On Monday I went to a meeting of the Bruges group – a Eurosceptic pressure group named after a famous speech by Margaret Thatcher, whose picture was in the middle of the speakers’ table. It was perhaps the most triumphant meeting yet and was called “Brexit: Winning the Peace”, implying, I guess, that the EU is basically the Third Reich.

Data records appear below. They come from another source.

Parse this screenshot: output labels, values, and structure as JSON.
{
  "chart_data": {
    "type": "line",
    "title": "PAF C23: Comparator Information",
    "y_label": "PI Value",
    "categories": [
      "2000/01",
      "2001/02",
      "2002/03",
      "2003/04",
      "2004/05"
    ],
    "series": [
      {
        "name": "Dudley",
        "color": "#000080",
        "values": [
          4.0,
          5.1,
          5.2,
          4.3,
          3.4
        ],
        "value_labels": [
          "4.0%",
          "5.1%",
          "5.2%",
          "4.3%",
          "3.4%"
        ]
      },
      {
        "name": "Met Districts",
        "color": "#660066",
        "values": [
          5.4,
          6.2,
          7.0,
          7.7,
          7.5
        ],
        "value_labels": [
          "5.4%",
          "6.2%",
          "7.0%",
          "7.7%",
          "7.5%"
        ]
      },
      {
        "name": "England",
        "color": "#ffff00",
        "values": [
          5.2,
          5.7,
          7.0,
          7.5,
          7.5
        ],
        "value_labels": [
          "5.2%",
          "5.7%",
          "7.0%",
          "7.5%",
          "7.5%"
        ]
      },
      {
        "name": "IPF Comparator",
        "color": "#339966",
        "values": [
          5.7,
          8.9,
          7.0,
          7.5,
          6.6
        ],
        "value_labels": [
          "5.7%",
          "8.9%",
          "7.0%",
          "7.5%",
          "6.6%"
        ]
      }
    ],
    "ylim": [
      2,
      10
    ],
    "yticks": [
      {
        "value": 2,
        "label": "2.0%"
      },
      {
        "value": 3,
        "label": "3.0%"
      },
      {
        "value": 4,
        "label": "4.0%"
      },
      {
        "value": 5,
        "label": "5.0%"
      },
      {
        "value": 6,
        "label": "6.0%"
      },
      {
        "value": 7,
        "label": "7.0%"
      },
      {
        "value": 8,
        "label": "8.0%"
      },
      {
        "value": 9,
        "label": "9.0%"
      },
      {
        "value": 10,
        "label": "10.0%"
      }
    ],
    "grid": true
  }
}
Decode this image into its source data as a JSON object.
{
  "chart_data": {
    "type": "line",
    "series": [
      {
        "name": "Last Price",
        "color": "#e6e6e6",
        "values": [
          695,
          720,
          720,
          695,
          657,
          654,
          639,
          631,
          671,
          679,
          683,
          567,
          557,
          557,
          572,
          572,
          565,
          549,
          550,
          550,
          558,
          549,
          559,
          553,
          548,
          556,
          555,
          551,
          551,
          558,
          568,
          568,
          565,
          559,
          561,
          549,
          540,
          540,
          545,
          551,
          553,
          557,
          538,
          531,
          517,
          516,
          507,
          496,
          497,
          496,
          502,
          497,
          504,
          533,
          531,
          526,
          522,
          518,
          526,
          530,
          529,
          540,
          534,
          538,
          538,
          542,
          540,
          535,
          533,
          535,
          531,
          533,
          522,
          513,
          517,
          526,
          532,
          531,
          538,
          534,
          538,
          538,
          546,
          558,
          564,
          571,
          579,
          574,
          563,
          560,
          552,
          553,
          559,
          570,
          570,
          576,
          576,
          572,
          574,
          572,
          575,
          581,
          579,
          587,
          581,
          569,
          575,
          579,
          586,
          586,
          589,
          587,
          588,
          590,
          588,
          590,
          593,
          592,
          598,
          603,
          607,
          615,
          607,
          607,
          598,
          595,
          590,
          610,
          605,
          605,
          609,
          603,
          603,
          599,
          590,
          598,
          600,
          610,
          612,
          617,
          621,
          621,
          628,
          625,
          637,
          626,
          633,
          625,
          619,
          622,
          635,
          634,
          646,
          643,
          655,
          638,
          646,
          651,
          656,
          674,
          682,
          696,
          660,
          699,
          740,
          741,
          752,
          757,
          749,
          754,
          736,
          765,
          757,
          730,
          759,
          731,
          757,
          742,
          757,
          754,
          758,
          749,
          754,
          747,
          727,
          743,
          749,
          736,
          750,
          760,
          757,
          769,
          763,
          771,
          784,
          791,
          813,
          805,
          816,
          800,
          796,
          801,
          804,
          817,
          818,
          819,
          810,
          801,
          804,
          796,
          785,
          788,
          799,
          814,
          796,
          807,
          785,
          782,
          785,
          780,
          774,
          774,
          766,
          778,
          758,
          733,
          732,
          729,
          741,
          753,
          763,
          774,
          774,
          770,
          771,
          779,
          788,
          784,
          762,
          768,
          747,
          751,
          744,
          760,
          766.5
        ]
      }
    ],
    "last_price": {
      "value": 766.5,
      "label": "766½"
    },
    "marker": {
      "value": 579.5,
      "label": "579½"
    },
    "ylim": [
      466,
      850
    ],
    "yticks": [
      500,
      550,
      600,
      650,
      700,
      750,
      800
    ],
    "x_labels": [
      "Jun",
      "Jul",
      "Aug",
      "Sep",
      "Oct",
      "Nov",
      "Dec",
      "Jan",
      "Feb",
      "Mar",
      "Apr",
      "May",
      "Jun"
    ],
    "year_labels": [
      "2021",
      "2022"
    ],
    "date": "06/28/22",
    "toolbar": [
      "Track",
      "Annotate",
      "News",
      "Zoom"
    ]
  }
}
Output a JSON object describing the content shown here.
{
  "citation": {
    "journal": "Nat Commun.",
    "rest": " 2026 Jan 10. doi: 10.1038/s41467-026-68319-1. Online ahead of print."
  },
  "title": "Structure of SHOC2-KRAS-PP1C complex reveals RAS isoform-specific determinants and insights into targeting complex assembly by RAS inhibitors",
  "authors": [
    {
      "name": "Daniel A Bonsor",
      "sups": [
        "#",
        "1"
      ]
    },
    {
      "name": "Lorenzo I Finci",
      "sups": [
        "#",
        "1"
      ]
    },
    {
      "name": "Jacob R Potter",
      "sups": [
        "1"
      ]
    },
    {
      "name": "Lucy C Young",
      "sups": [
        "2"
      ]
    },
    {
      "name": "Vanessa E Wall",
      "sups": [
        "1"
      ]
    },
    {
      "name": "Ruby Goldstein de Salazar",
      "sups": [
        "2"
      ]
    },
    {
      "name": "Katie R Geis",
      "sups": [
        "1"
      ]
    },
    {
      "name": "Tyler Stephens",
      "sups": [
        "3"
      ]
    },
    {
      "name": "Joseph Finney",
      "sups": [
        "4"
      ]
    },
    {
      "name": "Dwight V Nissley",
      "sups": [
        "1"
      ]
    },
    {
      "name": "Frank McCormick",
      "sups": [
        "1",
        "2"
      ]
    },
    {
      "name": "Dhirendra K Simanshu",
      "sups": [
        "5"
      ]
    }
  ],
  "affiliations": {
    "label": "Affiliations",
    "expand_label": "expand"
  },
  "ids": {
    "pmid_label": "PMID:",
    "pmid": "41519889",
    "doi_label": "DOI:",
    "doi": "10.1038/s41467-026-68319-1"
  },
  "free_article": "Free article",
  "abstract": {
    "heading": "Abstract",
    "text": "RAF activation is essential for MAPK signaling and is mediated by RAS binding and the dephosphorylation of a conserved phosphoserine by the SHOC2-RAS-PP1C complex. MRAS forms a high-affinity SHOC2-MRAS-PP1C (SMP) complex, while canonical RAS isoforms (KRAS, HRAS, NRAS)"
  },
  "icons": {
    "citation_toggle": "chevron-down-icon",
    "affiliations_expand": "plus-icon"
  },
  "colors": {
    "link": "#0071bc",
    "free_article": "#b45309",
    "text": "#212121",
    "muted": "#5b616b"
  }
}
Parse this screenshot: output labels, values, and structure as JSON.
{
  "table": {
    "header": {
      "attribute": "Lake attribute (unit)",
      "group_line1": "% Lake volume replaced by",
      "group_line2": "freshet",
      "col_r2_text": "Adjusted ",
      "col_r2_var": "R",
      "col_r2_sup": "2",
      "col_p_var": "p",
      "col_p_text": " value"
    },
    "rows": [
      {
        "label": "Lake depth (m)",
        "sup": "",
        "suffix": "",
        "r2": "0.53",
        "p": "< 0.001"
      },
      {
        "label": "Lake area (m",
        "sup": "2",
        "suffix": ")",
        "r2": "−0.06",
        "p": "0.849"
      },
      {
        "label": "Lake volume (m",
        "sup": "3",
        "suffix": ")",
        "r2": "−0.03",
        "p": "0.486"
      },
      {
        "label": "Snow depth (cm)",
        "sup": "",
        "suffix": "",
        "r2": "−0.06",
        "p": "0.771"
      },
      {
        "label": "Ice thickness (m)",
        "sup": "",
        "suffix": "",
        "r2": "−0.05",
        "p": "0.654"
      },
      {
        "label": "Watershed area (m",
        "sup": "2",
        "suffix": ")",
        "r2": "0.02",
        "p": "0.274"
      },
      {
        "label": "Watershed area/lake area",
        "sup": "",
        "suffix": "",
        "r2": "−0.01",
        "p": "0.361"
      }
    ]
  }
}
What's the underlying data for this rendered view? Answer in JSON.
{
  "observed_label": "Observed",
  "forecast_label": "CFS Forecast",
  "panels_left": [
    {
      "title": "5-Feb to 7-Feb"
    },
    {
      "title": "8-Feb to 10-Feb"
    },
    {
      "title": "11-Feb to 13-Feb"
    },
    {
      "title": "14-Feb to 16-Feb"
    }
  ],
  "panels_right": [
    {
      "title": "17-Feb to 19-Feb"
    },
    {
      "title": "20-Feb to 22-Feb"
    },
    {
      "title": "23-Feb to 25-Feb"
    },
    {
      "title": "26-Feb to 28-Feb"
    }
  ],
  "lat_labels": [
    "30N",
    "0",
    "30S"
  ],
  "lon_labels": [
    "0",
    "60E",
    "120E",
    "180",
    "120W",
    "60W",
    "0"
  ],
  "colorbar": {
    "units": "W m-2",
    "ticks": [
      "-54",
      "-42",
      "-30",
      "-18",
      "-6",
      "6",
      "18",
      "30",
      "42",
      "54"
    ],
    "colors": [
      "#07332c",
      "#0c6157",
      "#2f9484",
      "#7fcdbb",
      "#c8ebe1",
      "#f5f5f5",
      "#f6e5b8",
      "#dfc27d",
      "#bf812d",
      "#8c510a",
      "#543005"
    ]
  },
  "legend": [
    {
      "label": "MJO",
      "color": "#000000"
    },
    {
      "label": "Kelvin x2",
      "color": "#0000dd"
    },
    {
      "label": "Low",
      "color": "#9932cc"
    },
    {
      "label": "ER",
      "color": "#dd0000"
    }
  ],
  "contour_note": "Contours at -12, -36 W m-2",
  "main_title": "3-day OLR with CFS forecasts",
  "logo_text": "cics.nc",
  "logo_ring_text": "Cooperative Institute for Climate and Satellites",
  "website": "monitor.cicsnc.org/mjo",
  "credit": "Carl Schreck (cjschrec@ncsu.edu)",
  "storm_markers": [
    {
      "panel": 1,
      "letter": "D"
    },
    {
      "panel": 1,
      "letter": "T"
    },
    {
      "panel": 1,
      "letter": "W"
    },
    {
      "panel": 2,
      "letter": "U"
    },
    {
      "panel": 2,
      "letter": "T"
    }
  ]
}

The speakers were Charles Moore, biographer of Margaret Thatcher; James Delingpole, a Breitbart journalist who was applauded by the crowd for not believing in climate change; and David Middleton, an accountant who said that the economics of Brexit “doesn’t really matter”. They all cooed about Brexit and the freedom it would bring, with Delingpole calling the night of 23rd June his “special happy place”.

As the floor was opened to questions, Caroline Stephens – director of VoteLeaveUK, “the campaign for complete Brexit” – started asking questions about TTIP and CETA, the Trans-Atlantic trade deals that have been criticised for steamrolling through the privatisation of public services and for enabling corporations to sue governments. She said it could mean the privatisation of the NHS, and pointed out that the British government had approved them. In that context, “What does liberation mean?”

“I rely on Adam Smith. I refuse to get into the detail,” said David Middleton, reassuringly.

“I’m fighting the fight for the working person – for the man in the street – and I don’t think there’s enough politicians that are doing that. Why aren’t all these Brexit politicians talking about the fact that the trade commissioners have given the green light to TTIP? What was the point of the 23rd of June?”

It was a good question. People voted for Brexit for a variety of reasons, but it has vindicated some very stupid, very bigoted people. And it’s the weird obsessives who brought it about who will now drive it through. Everyone’s going on about the free market and fan-boying over 18th century economist Adam Smith as if that’s a panacea. When somebody brought up an actual trade deal that poses real risks to people’s lives, there wasn’t really an answer. So weirdly, I’ll sum up by restating the question posed by the director of VoteLeaveUK: What does liberation mean?